Mr. Águila wanted to take the tango out of the stereotype of the 1920s Valentino films and even of the modern tangos of Piazzolla and return it to what he was familiar with from Montevideo or Buenos Aires in the 1950s, i.e., the dancing of family gatherings and of happy and prosperous times.

Valentino doing the tango with Beatrice Domingues in The Four Horsemen of the Apocalypse, 1921

Valentino doing the tango with Beatrice Domingues in The Four Horsemen of the Apocalypse, 1921

These times vanished in the 1970s when economic collapse paired with the following military dictatorships destroyed the happy society.

He included tangos from all kinds of time periods: the 19th-century Spanish Tango-Habenera, the Brazilian Tango/Maxixe, and early Milongas, which still carried strong African influences in their rhythmic syncopations and fast beats. But Concerto en Tango is a 21st century composition and so transcends these early influences – Águila makes abstracts of those rhythms and creates something that is very much of his own style.
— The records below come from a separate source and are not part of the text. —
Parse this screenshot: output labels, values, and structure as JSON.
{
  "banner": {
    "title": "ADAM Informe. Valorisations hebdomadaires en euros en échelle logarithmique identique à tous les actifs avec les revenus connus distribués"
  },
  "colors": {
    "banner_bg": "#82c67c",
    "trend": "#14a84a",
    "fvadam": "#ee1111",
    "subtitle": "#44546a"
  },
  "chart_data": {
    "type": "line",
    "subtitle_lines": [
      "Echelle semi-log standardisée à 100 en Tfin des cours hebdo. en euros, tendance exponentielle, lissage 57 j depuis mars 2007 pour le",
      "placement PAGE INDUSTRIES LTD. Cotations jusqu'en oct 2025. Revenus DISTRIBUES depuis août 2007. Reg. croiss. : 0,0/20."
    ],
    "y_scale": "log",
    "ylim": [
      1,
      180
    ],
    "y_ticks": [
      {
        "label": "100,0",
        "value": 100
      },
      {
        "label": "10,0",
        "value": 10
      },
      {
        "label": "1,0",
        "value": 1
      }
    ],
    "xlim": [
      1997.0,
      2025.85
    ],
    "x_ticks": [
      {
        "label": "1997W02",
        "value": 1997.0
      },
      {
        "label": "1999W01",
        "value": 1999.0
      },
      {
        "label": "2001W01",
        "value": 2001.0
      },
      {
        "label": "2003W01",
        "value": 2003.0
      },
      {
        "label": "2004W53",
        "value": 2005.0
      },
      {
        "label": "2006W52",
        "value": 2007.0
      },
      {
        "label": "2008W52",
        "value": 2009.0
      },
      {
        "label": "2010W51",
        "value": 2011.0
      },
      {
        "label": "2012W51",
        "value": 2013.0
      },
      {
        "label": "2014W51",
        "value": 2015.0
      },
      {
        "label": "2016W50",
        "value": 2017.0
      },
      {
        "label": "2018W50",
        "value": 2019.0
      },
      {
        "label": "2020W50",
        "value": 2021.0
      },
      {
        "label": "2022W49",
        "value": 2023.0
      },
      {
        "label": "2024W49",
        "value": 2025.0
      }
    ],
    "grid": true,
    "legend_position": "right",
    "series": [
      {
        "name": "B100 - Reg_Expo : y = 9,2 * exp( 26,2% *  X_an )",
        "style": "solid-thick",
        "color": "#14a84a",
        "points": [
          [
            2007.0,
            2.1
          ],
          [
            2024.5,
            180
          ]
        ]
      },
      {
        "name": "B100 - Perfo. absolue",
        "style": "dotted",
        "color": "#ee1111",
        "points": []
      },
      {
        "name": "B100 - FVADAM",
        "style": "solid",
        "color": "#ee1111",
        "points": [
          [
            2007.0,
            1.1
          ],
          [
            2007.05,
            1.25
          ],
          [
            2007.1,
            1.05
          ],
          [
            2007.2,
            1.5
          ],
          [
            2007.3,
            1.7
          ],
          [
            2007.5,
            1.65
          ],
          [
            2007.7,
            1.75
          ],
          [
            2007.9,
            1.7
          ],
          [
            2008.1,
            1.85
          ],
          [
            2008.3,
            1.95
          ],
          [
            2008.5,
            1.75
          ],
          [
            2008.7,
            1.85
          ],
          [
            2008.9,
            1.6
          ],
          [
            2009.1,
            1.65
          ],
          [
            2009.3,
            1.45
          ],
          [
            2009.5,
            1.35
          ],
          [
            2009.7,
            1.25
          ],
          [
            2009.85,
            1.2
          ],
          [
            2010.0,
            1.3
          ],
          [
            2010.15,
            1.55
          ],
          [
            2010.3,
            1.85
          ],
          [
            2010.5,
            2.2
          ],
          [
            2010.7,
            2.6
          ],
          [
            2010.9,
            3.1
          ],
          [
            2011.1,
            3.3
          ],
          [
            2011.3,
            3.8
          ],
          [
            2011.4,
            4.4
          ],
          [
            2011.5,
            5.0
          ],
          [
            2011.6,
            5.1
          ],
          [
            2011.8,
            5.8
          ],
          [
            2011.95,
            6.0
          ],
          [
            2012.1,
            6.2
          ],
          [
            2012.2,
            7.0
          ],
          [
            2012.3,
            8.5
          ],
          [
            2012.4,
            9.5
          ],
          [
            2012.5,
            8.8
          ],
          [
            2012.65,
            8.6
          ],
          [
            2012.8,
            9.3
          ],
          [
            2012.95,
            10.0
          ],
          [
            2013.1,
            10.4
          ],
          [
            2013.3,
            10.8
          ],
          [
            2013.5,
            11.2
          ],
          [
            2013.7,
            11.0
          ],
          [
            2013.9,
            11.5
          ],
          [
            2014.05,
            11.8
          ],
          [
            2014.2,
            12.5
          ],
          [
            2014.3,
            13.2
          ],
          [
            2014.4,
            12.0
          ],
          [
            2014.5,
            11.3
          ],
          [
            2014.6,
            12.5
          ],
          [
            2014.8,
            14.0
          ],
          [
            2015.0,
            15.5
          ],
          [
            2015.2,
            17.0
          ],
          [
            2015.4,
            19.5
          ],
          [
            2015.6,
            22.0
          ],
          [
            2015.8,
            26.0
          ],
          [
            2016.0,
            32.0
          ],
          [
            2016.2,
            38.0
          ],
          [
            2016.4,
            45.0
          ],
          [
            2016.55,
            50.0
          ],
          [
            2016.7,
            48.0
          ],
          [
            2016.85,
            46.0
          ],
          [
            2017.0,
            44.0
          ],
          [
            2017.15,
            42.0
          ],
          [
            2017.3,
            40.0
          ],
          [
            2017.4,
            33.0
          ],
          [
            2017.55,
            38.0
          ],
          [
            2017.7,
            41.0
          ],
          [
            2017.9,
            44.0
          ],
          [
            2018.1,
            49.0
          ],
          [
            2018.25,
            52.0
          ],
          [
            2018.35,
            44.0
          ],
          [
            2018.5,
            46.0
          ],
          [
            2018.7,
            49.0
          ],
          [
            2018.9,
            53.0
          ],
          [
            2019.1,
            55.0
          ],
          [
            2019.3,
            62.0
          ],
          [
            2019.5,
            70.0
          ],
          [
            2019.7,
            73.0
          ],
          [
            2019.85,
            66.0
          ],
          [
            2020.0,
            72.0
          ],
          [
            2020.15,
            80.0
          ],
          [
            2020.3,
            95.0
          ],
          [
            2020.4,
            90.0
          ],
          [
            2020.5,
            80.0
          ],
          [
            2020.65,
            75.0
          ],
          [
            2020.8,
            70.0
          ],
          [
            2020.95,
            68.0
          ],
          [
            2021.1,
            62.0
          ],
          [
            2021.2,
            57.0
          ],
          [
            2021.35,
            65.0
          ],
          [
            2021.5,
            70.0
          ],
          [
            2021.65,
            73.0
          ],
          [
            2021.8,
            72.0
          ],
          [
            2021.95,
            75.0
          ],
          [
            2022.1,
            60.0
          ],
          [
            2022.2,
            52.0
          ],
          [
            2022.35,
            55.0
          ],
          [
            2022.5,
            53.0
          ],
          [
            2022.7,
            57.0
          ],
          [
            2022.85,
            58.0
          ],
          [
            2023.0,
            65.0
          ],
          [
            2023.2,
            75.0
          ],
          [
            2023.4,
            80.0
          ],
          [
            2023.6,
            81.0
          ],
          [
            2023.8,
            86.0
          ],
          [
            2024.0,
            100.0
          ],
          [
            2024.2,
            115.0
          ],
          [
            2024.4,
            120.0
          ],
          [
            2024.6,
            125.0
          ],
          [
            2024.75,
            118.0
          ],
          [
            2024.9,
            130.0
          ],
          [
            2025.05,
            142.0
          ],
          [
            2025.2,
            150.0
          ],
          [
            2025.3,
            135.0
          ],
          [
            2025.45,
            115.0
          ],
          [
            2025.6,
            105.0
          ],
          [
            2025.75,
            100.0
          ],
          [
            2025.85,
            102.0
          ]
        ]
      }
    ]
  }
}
The harmonies are simple: major and minor with extensions to 7th and 9th chordal harmonies, avoiding the ‘overly romantic’ and dramatic style of modern cello concertos.

Overall, the work has an A-B-A structure where the middle slow section exposes the expressive voice of the cello, in contrast to the outer A sections that require rhythmic precision, control of the bow, and accuracy of intonation even in the highest pitches of the instrument. Águila notes that there are extensive sections (up to 100 bars in places!) where each bar has a different time signature, most often moving between 7/16 + 9/16 + 11/16 + 5/16. He often cuts down the orchestra in these sections to a small quintet of soloists comprised of a cello, violin, double bass, piano, and conga drums.

Miguel del Águila: Concierto en Tango, Op. 110 (Roman Mekinulov, cello; Buffalo Philharmonic Orchestra; JoAnn Falletta, cond.)

A concerto like this is rare but is a welcome addition to the standard concerto repertoire. We have cello concertos starting with Vivaldi, C.P.E.Bach, Haydn, and Boccherini, but they were relatively rare compared with piano or violin concertos. It was only in the 20th century that the cello concerto (as by Elgar, Prokofiev, Barber, and Hindemith) became more common. Águila now moves the cello concerto out of the solely classical world and places it in a larger international context: a tango concerto should only be the start of a new cello repertoire.